The complete thesis is available here.
THESIS ABSTRACT: Topological methods have emerged as powerful tools in modern data analysis, providing robust frameworks for capturing the shape and structure of complex datasets. Among these, persistent homology has become particularly influential, as it quantifies topological features across multiple scales and distinguishes meaningful structure from noise through the notion of persistence.
Building on this foundation, we formalize the concept of topological noise as low-persistence features—those that arise from small perturbations in signal values. This thesis addresses the challenge of filtering such noise from real-valued signals defined on graphs and higher-order structures, with the objective of preserving topologically significant features while maintaining fidelity to the original signal.

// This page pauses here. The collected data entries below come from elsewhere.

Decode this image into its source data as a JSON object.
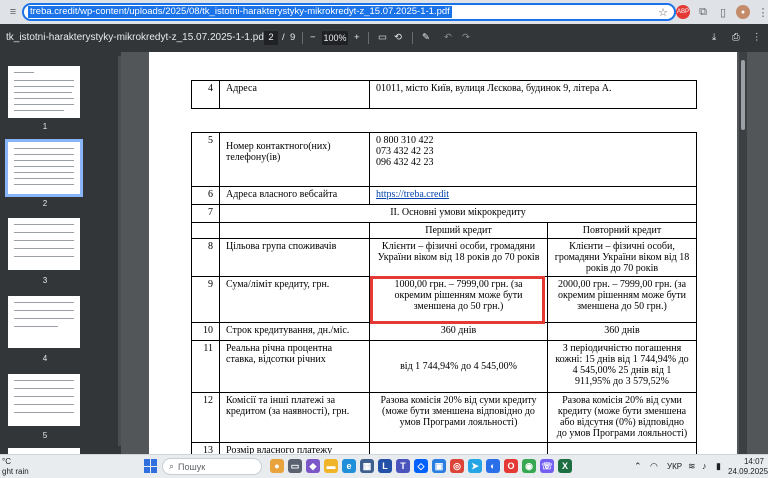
{
  "browser": {
    "url": "treba.credit/wp-content/uploads/2025/08/tk_istotni-harakterystyky-mikrokredyt-z_15.07.2025-1-1.pdf"
  },
  "pdf_toolbar": {
    "filename": "tk_istotni-harakterystyky-mikrokredyt-z_15.07.2025-1-1.pdf",
    "current_page": "2",
    "page_sep": "/",
    "total_pages": "9",
    "zoom": "100%"
  },
  "thumbnails": [
    {
      "num": "1"
    },
    {
      "num": "2"
    },
    {
      "num": "3"
    },
    {
      "num": "4"
    },
    {
      "num": "5"
    }
  ],
  "page_top_row": {
    "num": "4",
    "label": "Адреса",
    "value": "01011, місто Київ, вулиця Лєскова, будинок 9, літера А."
  },
  "table": {
    "row5": {
      "num": "5",
      "label": "Номер контактного(них) телефону(ів)",
      "phones": [
        "0 800 310 422",
        "073 432 42 23",
        "096 432 42 23"
      ]
    },
    "row6": {
      "num": "6",
      "label": "Адреса власного вебсайта",
      "value": "https://treba.credit"
    },
    "row7": {
      "num": "7",
      "value": "II. Основні умови мікрокредиту"
    },
    "header": {
      "first": "Перший кредит",
      "repeat": "Повторний кредит"
    },
    "row8": {
      "num": "8",
      "label": "Цільова група споживачів",
      "first": "Клієнти – фізичні особи, громадяни України віком від 18 років до 70 років",
      "repeat": "Клієнти – фізичні особи, громадяни України віком від 18 років до 70 років"
    },
    "row9": {
      "num": "9",
      "label": "Сума/ліміт кредиту, грн.",
      "first": "1000,00 грн. – 7999,00 грн. (за окремим рішенням може бути зменшена до 50 грн.)",
      "repeat": "2000,00 грн. – 7999,00 грн. (за окремим рішенням може бути зменшена до 50 грн.)"
    },
    "row10": {
      "num": "10",
      "label": "Строк кредитування, дн./міс.",
      "first": "360 днів",
      "repeat": "360 днів"
    },
    "row11": {
      "num": "11",
      "label": "Реальна річна процентна ставка, відсотки річних",
      "first": "від 1 744,94% до 4 545,00%",
      "repeat": "З періодичністю погашення кожні: 15 днів від 1 744,94% до 4 545,00% 25 днів від 1 911,95% до 3 579,52%"
    },
    "row12": {
      "num": "12",
      "label": "Комісії та інші платежі за кредитом (за наявності), грн.",
      "first": "Разова комісія 20% від суми кредиту (може бути зменшена відповідно до умов Програми лояльності)",
      "repeat": "Разова комісія 20% від суми кредиту (може бути зменшена або відсутня (0%) відповідно до умов Програми лояльності)"
    },
    "row13": {
      "num": "13",
      "label": "Розмір власного платежу"
    }
  },
  "taskbar": {
    "weather_temp": "°C",
    "weather_desc": "ght rain",
    "search_placeholder": "Пошук",
    "lang": "УКР",
    "time": "14:07",
    "date": "24.09.2025"
  }
}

We begin by demonstrating that conventional graph signal processing methods, including spectral filters and deep learning-based denoising techniques, are inadequate for removing topological noise without introducing significant distortion to either the signal or its topologically meaningful features. To address this shortcoming, we formalize the problem of persistence-aware filtering under strict structural constraints and show that, in general, no exact solution exists when attempting to simultaneously filter features across multiple homological dimensions. This result highlights a fundamental trade-off between denoising and topological fidelity in multi-dimensional settings.
To overcome this challenge, we propose a relaxed formulation and introduce a data structure—the Basin Hierarchy Tree—which encodes persistence information hierarchically and supports efficient, topology-aware filtering. Building on this structure, we develop the Low Persistence Filter, a method that selectively removes low-persistence features while preserving high-persistence structures within a controlled approximation bound. The method is first formulated for graph signals and then extended to graphs with faces, enabling the simultaneous filtering of 0- and 1-dimensional features. Theoretical guarantees are established, and our main result ensures topological fidelity under explicitly defined tolerances.
We validate our approach by implementing the filter in an open-source software and by applying it to a series of illustrative examples. Additionally, we extend the filtering framework to incorporate size-based criteria and define summary statistics derived from the Basin Hierarchy Tree. In a synthetic classification task, these statistics outperform traditional persistent homology-based features and even exceed the accuracy of state-of-the-art deep learning models. Collectively, this work advances both the theory and practice of topological signal processing, offering scalable tools for persistence-guided filtering.
The Illustrative examples (Section 9) are available at Reproducing_paper_examples.ipynb.
Below we see the illustrations produced for these examples.
The spectral filtering and digital signal processing denoising experiments can be reproduced using the notebook spectral_filtering.ipynb.
Below is an example figure from that section, showing the behavior of topological noise under the heat kernel (low-pass filter).
- Top row: Topological noise (purple) and topologically relevant features (green) plotted against the scale parameter.
- Bottom row: Sup-norm (blue) and bottleneck distance (orange) as functions of the same parameter.
Deep learning-based denoising experiments are provided in deepmodels_filtering.ipynb. The following image shows results across various models:
All related experiments are presented in size_aware_filtering.ipynb. The image below demonstrates filtering based on both persistence and size across multiple thresholds:
The binary classification experiment using BHT summary statistics can be found in BHT_summary_statistics.ipynb.
Training of ResNet18 and ResNet50 for this task is documented in Deep_model.ipynb.